The Daily Mail has a nice summary of the story here:

An eleventh grader in Texas was thrown in jail - just for missing school.

However, honour student Diane Tran, 17, is no lazy truant. In fact, she's quite the opposite.

Since her parents divorced and left her and her two siblings, she has been the sole breadwinner and works two jobs to keep the family afloat.

Ms Tran said she works a full time job, a part-time job, and takes advancement and dual credit college level courses at Willis High School.

'[I take] dual credit U.S. history, dual credit English literacy, college algebra, Spanish language AP,' she says of her impressive academic workload.

However, the high-achiever cannot devote as much time as she would like to her schooling as she often misses an entire day.

You have to read a few stories to fill in the gaps, but it appears that Tran's mother ditched the family, and that her father, while still involved, doesn't earn enough to pay the bills. So Tran works at a dry cleaner during the week, a wedding planner on the weekend, takes advanced courses and maintains a straight-A average.
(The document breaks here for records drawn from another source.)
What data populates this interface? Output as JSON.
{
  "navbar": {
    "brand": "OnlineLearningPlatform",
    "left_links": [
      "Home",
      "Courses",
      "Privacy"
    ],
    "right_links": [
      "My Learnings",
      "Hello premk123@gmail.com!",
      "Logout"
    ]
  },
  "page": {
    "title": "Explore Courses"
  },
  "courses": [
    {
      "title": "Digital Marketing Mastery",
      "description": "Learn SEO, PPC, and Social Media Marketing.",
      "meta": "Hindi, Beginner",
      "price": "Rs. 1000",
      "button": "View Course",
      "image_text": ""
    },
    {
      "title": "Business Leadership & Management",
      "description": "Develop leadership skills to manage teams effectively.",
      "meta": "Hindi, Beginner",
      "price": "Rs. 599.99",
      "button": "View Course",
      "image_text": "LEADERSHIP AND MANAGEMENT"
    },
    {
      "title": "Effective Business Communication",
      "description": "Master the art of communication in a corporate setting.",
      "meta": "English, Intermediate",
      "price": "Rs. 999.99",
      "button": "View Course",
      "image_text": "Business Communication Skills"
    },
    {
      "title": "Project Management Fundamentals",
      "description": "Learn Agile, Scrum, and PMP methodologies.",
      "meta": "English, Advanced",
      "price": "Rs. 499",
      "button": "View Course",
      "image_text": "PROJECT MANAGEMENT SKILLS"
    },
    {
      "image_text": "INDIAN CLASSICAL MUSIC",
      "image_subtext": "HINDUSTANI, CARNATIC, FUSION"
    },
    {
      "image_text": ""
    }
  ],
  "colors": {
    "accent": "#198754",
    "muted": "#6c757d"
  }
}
She actually lives with one of her employers at least part time, while helping pay her older brother's way through college and supporting a baby sister who lives with relatives.

Repeat after me: I will never again complain that I am overworked.

While Tran is pulling better-than-respectable grades, she sometimes misses school — either actual days, or just attendance, which seems to be legally the same thing. Mary Elliot, Tran's employer at the wedding-planning gig, told reporters, "She keeps her grades up, but sometimes she oversleeps, because she's been working."

Under Texas law, any student who "fails to attend school without excuse on 10 or more days or parts of days within a six-month period in the same school year" must be referred to "county, justice, or municipal court" for prosecution. Tran's father may be subject to the tender mercies of the legal system, too (her mother lives safely out-of-state). That's how Tran ended up before Judge Lanny Moriarty, a jackass of truly epic proportions (I feel confident in my read on his character), who sentenced her to 24 hours in jail and a $100 fine for … successfully multi-tasking?

"If you let one (truant student) run loose, what are you gonna' do with the rest of 'em? Let them go too?" Judge Moriarty asked.

Well … yes, unless you think the main purpose of school is just to get the kids to check in at appointed times so they're properly warehoused.

Oh … wait.

Admittedly, Diane Tran may have contributed to her own woes. ABC News reported that she refused friends' suggestions that she consider homeschooling "because she wanted to be named among the top-10 students in her class just like her brother." As a homeschooler, she could have completed her education without subjecting herself to the state's draconian penalties for doing things other than exactly by the rule book.

But then, like a lot of people, she may not have fully understood the huge difference between doing business on a voluntary basis with private parties, or under the constant threat of violence that comes from dealing with the state.